If you’re the leader of a Data Team, chances are your clients are constantly demanding more and more services as time goes on. Your team members might be working longer days to keep up, and still you might not be able to meet all of the needs of your customers.
While the typical approach would be to try and get funding for more team members, there are other things that could be done first.
Here are 3 simple checks that you might want to perform before trying to grow your Data Team:
Check 1: What are the patterns of demand for your Data Team?
Despite being a numbers-driven group of people, it’s uncommon for Data Teams to actually analyze their own pattern of demand. Some questions to think about are:
- How often do new requests come in?
- Who do they come in from?
- What is the nature of the requests?
- What is the urgency and target turn-around time for the requests?

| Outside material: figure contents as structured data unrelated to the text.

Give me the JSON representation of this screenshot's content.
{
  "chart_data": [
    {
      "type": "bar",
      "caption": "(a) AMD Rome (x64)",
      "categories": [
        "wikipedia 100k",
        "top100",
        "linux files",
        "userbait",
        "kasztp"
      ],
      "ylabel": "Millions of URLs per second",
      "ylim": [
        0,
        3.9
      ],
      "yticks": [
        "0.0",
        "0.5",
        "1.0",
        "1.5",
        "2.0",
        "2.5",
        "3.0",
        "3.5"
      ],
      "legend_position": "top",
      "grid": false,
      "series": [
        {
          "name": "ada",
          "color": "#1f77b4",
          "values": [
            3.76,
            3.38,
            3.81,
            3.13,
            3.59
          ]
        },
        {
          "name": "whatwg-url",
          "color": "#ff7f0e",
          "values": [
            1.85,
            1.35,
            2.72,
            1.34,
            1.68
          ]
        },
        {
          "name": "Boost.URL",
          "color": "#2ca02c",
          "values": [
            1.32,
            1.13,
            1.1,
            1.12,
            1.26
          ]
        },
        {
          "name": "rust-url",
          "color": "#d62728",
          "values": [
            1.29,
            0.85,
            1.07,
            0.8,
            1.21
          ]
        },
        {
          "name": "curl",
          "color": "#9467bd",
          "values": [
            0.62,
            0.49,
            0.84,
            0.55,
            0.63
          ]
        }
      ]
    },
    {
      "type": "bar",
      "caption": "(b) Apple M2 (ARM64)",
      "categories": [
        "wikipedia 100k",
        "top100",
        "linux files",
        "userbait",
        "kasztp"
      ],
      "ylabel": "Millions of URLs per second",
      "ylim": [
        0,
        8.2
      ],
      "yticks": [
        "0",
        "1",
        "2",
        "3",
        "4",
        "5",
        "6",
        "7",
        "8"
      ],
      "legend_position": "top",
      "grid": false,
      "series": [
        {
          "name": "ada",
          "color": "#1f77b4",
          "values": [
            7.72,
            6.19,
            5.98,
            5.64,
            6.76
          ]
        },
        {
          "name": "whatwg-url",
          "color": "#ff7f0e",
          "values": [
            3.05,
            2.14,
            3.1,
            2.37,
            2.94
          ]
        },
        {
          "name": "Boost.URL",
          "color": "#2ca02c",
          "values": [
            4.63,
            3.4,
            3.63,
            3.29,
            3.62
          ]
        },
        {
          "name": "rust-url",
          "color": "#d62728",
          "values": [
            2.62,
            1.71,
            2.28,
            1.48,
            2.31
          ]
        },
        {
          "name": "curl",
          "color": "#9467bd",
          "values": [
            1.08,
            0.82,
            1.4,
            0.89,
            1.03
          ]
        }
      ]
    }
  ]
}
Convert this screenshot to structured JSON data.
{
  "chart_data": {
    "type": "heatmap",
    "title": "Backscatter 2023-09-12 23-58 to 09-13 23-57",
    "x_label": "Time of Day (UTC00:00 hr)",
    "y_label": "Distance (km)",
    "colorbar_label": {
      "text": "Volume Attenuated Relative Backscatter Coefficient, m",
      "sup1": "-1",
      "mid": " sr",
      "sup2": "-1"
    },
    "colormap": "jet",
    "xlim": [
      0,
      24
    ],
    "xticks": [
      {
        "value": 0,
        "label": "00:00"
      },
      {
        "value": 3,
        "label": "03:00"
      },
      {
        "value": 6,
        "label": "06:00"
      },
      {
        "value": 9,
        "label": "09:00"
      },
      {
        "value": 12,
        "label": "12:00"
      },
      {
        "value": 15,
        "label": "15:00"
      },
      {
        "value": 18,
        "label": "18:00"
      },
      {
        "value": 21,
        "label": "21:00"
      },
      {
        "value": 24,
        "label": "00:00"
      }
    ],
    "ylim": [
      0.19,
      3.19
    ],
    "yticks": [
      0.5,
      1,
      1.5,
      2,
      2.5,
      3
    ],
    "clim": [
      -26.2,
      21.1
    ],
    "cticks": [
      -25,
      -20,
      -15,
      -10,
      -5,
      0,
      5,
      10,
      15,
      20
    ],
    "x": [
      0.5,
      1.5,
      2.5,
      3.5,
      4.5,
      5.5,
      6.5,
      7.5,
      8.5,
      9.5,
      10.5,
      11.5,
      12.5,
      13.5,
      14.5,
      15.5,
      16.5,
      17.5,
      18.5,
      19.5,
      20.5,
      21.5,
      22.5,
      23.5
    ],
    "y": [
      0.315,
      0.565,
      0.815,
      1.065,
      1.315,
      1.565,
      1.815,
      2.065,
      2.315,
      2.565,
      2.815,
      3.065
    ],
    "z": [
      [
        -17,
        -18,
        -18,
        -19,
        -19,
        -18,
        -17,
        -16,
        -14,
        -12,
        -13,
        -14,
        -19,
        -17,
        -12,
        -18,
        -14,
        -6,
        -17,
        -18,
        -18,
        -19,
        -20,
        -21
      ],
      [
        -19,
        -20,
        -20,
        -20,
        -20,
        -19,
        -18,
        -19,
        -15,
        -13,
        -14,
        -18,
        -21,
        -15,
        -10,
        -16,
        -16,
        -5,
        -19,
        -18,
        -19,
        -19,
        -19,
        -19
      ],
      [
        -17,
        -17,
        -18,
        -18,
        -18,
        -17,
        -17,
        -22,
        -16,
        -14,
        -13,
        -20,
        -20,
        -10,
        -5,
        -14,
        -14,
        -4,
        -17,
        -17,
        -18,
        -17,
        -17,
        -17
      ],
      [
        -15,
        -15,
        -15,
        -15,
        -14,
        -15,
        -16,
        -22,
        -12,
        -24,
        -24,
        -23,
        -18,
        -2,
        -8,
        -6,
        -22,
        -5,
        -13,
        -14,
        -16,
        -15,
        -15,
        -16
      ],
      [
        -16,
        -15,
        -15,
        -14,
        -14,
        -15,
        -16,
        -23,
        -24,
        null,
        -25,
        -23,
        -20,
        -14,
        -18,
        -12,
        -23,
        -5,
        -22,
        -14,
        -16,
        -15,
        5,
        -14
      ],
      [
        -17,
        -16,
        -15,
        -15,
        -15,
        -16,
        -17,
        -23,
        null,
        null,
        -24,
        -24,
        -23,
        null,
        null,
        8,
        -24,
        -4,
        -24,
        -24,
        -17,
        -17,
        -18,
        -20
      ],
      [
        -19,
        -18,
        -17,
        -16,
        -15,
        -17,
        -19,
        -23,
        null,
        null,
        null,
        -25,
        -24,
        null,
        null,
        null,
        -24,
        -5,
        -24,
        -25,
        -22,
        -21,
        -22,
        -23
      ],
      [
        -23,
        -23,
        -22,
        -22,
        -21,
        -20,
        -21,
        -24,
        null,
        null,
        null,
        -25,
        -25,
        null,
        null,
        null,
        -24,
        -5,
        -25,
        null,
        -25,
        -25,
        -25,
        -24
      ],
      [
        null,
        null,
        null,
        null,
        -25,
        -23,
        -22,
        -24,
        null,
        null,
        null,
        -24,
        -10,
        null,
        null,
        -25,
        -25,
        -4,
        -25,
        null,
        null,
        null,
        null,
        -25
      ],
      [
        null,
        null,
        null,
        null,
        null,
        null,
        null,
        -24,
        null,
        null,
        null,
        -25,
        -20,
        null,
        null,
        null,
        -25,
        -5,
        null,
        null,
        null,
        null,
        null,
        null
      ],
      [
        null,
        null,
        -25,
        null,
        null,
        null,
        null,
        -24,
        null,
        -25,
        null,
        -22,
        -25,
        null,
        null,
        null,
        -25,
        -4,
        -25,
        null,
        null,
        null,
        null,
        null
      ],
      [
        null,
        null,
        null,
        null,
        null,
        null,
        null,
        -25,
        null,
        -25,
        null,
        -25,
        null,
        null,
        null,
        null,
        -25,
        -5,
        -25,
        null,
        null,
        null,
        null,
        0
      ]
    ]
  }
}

- How long does it take to clarify the request?
- How long does it take to deliver a result?
Getting a picture of your demand patterns will help you better understand what’s driving the level of busy-ness in your Data Team. It may point you in the direction of converting repeat requests into automated self-service reports. Or it may highlight those customers that have a chronic pattern of last-minute urgent requests, and in these situations you might benefit from proactively checking in with them once a week to see what might be coming up.
Or, at minimum, having this information will be your first point of evidence that your Data Team could benefit from having more team members.
Check 2: Is your team working efficiently?
As the leader of the Data Team you might be convinced that the team is working as efficiently as possible. But think about how you might go about convincing others. Some questions to consider are:
- How many work hours does it take to respond to requests from your customers?
- Does it take some team members less time than others to get things done? If so, what skills are teachable and transferrable between team members? Or, are there any team members that just aren’t pulling their weight on the team?
- How much time does your team spend doing “disaster recovery”, meaning situations where some bad numbers have been released by the team, and they are scrambling to correct the numbers? If this is significant, then implementation of quality control measures like the Consistency Check can help.
- What’s the percentage of time that your Data Team is doing mundane and repetitive work? This may point to the need to further streamline and automate your processes, and/or offer standardized self-serve reports for frequently requested information.
- How many iterations (back and forth with the customer) does it take to complete a request? Are there opportunities to increase efficiency, by slowing down at the beginning, and getting clear on the what, when, why and how of the request?
- What is the pattern of work hours for your Data Team members? Are they constantly working late, and if so, is it measured anywhere?
By attempting to answer these questions you, as the Data Team leader, may find that you have some easy opportunities to pursue before trying to seek funding to grow your team. Or alternatively, by answering these questions you will have the evidence to show that your team is working as efficiently as possible.
Check 3: When the Data Team can’t respond to requests, what does this cost your organization?
It’s very rare for a Data Team to keep track of the requests they can’t get to, which is a shame, because this can be invaluable information when thinking about expanding the team.
At minimum, a central log of requests can be set up, to track all requests that are made of your Data Team. The log should capture 1) requests that were accepted and delivered, 2) requests that the Data Team couldn’t respond to, and 3) requests that were accepted, but have been delayed by more than a couple of weeks.
Then, as the leader of the Data Team you could follow up with a sample of your customers that had unmet needs in the past year, and work with them to estimate the cost of not having that information. It doesn’t have to be anything fancy – even just a back of the envelope calculation is better than nothing. You may need to be creative, but you could consider the cost of making the wrong decision, or the cost of an adverse situation unfolding because of lack of awareness.
Pulling it all together, you now should know the pattern of your demand, the efficiency of your Data Team, and you should also have a rough idea of what it costs your organization when you can’t respond to requests. This will be the type of evidence that your leadership team can use to make an informed decision regarding whether to expand your Data Team or not.
Note: What is a Data Team?
When we refer to “Data Teams” it’s a catch-all for groups of technical, statistical, and subject-matter domain experts that are involved in providing information to support their organization. These teams are sometimes called “Business Intelligence”, “Decision Support”, or “Information Management”, but they can also be internal consultants such as “Operations Analysts”, “Strategic Information” or “Research”. Many of these concepts equally apply to teams of Data Scientists.